Rachel Carson (She/her)
Rachel Carson, a US conservationist wrote Silent Spring in 1962, which has since been accredited with founding the global environmental movement. The book was a result of Carson’s studies on the chemical DDT and other pesticides in natural habitats.
Her earlier work focused on aquatic biology and her work as a nature writer in the 50s produced The Sea Around Us and Under the Sea Wind, both of which were hugely successful. Carson was later awarded the United States Presidential Medal of Freedom for her work in Conservation and for inspiring the environmental movement that also lead to establishing the U.S Environmental Protection Agency.
Ceci Pineda, is a gender non-conforming advocate for climate justice. Based in the U.S Ceci has also been an organiser as part of the Audre Lorde Project, an organisation for LGBTQ+ people of colour that focuses on radical nonviolent activism. People of colour are facing the brunt of the climate crisis so it’s important and significant to learn of the people who are supporting this cause and fighting for justice.
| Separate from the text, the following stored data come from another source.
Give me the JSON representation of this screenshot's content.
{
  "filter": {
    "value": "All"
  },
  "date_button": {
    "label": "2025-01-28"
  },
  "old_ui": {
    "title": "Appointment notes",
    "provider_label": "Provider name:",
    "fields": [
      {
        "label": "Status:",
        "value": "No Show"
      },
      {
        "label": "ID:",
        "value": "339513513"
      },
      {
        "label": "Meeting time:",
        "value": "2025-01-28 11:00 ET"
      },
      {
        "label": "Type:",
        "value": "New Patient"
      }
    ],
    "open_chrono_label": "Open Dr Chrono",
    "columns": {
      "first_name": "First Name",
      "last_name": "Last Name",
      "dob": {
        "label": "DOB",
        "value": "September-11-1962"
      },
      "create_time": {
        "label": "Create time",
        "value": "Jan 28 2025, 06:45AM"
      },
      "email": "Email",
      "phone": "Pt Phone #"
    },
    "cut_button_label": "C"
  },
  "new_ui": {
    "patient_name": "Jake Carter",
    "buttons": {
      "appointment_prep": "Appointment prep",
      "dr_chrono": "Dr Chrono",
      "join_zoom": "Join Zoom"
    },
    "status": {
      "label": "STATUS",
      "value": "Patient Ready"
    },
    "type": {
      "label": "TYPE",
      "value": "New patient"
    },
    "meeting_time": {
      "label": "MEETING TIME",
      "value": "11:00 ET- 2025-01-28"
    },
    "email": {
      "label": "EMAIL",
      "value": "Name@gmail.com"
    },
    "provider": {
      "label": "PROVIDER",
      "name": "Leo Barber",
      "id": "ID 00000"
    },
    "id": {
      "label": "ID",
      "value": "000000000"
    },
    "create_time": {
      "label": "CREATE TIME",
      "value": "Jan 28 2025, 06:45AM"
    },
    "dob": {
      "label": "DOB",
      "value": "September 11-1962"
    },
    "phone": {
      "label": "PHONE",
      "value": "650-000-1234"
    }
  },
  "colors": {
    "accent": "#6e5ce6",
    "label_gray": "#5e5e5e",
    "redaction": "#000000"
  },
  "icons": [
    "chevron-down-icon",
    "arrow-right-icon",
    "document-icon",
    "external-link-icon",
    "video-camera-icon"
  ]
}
They are also a graduate of Brown University in Environmental Studies and is currently working towards climate justice through regeneration, education, and music.
Dan O’Neill (He/Him)
Dan O’Neill is a wildlife presenter who was openly told to play down the fact that he is part of the LGBTQ+ community. Speaking to The Independent O’Neill stated while he’d always dreamed of becoming a biologist and wildlife presenter, there were no clear LGBTQ+ role models having adventures on TV. He also spoke of the name-calling he had experienced and the advised suppression of his identity from people he worked with, as well as the stereotypes about gay people he had encountered.
It's up to us as individuals to become more educated in order to dispel harmful stereotypes and, instead, create a more inclusive and tolerant society with more brilliant and diverse people working together to save our planet. Together, we are stronger.